Segundo a PF, o grupo é apontado como o braço financeiro do PCC (Primeiro Comando da Capital) e teria movimentado cerca de R$ 10 bilhões em recursos ilícitos, valor ainda em análise preliminar.
Foram expedidos 11 mandados de prisão e 13 mandados de busca e apreensão.
Entre os presos está a empresária Stella Stefanie Nunes Henrique de Oliveira, que dois dias antes, na quarta-feira (1º), já havia sido alvo de sanções do governo dos EUA por suposta ligação com o PCC.
Foragido e sancionado pelos EUA
O empresário Victor Henrique de Oliveira Shimada também está entre os procurados pela PF, mas está foragido.
Na quarta-feira (01/07), ele foi incluído na lista de sancionados pelos EUA e figura como sócio de duas empresas sob investigação: a Victory Trading Intermediação de Negócios Cobranças e Tecnologia Ltda e a Avenidas Flutuantes Unipessoal Lda, esta última sediada em Portugal e igualmente atingida pelas sanções americanas.

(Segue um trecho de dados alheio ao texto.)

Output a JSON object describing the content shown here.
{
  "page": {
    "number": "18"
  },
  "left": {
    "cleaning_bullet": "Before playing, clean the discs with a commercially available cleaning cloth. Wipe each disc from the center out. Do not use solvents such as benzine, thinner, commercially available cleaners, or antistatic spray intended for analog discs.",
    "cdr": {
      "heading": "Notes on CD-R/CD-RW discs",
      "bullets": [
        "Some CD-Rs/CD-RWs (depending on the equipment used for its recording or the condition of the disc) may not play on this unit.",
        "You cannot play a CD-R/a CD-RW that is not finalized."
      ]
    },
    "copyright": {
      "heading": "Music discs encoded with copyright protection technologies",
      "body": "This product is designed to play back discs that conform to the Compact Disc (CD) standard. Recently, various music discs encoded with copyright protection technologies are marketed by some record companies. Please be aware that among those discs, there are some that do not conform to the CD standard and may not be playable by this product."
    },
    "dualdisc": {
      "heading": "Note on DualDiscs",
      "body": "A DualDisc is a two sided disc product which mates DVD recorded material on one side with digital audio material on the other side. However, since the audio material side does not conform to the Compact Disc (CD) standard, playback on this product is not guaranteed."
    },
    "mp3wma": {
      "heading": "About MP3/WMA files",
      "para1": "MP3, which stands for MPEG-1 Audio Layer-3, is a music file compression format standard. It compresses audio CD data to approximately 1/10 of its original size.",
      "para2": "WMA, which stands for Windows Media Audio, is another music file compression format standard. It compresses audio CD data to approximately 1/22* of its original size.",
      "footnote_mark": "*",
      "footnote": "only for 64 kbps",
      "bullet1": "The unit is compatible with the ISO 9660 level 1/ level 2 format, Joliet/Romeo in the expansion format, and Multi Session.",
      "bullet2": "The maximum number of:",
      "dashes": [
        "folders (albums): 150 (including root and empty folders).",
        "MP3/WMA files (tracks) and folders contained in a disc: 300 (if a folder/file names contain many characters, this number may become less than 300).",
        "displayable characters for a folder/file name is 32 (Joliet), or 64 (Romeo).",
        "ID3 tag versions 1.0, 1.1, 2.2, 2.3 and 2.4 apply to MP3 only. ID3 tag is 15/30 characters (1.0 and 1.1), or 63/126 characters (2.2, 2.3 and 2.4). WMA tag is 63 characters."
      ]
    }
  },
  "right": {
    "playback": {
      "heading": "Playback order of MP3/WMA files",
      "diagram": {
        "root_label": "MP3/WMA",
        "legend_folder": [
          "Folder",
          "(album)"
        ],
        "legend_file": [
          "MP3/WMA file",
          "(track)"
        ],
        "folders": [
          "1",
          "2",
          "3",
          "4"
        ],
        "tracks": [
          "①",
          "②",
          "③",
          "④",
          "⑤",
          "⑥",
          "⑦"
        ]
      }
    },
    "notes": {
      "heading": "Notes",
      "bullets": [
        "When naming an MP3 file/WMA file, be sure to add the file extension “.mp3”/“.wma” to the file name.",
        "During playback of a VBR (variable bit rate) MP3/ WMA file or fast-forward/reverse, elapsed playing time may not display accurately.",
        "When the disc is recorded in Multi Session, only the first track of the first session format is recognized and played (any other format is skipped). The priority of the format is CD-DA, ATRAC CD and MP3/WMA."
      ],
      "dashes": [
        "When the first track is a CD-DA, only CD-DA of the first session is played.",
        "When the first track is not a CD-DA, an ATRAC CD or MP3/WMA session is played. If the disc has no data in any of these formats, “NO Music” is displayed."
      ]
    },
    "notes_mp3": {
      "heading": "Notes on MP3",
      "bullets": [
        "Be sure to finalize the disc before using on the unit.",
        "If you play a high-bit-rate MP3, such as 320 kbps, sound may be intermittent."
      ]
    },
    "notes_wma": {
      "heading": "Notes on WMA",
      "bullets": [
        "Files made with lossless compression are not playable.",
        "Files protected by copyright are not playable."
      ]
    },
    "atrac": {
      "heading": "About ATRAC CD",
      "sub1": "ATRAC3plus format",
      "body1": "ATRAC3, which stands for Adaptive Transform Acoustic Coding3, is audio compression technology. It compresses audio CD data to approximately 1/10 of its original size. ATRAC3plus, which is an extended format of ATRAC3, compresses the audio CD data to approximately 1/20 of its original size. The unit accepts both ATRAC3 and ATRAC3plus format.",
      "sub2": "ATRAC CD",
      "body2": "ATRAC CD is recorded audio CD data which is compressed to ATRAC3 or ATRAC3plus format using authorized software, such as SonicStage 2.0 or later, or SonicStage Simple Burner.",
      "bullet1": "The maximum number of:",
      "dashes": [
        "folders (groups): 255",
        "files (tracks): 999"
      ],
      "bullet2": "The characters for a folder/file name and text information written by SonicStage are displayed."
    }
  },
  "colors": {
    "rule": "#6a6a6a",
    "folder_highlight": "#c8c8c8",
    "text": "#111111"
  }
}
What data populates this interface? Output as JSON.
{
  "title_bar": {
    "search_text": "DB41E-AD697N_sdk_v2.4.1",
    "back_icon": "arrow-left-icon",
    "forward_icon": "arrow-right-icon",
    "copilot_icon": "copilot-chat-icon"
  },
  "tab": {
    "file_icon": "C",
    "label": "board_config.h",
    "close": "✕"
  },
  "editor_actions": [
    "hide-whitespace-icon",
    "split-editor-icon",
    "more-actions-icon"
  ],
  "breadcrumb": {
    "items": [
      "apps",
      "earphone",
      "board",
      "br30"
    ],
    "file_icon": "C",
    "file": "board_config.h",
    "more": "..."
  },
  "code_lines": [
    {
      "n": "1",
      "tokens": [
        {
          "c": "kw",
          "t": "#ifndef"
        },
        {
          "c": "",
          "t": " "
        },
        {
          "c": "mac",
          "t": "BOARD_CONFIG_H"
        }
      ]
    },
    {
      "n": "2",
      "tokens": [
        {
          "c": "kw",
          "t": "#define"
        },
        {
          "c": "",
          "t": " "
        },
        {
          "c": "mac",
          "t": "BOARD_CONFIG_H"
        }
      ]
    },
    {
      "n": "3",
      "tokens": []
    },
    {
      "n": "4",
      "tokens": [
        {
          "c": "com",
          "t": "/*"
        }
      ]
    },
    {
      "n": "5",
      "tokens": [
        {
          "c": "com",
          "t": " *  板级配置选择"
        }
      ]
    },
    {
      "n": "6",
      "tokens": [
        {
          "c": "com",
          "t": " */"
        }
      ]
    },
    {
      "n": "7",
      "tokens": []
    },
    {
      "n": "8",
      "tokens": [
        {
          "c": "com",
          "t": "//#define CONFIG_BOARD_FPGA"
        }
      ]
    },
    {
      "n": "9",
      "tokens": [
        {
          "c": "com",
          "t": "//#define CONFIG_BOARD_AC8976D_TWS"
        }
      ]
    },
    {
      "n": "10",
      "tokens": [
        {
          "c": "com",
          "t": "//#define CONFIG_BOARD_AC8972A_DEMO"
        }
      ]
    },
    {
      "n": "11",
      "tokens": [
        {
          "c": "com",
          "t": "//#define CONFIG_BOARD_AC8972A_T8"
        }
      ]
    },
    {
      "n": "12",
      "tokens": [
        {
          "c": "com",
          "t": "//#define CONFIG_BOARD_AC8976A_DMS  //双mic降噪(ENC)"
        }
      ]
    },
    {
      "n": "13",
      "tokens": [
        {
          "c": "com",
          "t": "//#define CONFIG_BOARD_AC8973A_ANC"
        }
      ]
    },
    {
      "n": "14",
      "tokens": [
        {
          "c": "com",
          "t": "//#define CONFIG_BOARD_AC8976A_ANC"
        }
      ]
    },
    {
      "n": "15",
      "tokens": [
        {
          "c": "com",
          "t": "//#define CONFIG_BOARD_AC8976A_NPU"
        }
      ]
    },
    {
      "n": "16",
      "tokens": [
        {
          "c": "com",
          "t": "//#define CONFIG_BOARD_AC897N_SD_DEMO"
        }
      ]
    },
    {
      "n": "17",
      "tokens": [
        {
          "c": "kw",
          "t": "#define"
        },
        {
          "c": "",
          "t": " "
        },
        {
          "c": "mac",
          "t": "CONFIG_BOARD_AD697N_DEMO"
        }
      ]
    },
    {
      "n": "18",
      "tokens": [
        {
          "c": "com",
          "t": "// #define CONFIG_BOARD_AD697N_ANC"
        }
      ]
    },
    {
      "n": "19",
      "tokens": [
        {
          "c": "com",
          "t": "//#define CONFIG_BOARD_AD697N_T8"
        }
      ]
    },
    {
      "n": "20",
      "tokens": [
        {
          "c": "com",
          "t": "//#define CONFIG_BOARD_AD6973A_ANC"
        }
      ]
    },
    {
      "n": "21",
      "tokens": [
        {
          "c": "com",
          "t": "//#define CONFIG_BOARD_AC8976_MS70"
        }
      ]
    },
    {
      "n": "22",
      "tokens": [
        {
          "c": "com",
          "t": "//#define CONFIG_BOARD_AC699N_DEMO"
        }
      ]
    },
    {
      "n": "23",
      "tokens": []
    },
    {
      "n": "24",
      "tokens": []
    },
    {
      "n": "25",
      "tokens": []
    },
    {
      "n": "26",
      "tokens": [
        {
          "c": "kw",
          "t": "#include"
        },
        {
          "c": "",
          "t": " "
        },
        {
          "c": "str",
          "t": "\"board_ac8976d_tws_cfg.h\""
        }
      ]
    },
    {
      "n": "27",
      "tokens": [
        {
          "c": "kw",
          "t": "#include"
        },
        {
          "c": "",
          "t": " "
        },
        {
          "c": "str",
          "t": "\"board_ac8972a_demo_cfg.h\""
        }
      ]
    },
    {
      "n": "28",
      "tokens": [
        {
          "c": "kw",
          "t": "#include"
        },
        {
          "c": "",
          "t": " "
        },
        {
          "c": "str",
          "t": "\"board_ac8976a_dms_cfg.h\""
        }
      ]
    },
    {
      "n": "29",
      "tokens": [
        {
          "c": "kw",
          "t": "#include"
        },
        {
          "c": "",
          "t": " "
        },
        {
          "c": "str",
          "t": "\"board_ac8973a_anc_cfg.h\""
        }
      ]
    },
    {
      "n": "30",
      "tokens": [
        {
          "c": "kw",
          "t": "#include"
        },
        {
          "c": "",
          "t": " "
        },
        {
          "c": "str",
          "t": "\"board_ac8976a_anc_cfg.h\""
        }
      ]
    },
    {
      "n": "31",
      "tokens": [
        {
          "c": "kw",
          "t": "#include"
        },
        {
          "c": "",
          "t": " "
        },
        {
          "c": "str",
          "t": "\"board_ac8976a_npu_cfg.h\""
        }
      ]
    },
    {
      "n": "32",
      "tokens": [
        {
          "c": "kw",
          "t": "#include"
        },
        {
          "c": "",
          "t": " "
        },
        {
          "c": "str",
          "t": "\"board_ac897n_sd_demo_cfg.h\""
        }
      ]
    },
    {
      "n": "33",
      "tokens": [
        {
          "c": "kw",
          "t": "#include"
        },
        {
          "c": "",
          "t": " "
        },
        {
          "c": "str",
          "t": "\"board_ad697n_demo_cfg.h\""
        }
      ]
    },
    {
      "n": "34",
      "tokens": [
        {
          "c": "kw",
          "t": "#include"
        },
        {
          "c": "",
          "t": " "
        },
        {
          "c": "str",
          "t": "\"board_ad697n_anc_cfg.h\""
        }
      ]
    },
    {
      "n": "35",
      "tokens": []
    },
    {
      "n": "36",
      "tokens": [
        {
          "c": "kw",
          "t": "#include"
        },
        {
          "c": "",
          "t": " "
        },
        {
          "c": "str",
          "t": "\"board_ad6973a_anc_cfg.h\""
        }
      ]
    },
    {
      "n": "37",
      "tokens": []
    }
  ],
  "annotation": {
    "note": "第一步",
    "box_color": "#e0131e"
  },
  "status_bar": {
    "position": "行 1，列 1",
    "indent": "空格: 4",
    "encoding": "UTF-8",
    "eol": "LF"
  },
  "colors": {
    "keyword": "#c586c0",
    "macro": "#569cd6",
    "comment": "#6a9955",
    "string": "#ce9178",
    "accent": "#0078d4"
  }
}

O governo Trump descreveu Shimada como “elo-chave entre membros do PCC na Flórida e traficantes internacionais”.
De acordo com as autoridades dos EUA, ele teria sido responsável pela lavagem de US$ 30 milhões gerados em diversas cidades americanas, recorrendo a criptomoedas para repatriar os valores ao Brasil em benefício do PCC.
Conexão com o caso VaideBet e o futebol
No Brasil, Shimada é alvo de investigação da Polícia Federal por suposto envolvimento em esquemas de lavagem de dinheiro relacionados ao caso VaideBet — apuração que mira irregularidades nos recursos oriundos do contrato de patrocínio firmado entre o Corinthians e a casa de apostas.
Um documento elaborado pela Polícia Civil de São Paulo indica ainda que Shimada integra uma cadeia financeira que liga sua empresa à Wave Intermediações e à UJ Football Talent.
O comunicado americano aponta também que a Victory Trading teria sido utilizada como instrumento para lavar recursos desviados de um clube de futebol brasileiro, cuja identidade não foi revelada pelas autoridades dos EUA.
Segundo a PF, os investigados usavam um sistema estruturado que combinava criptoativos, transporte de dinheiro em espécie e operações bancárias para movimentar os recursos ilícitos.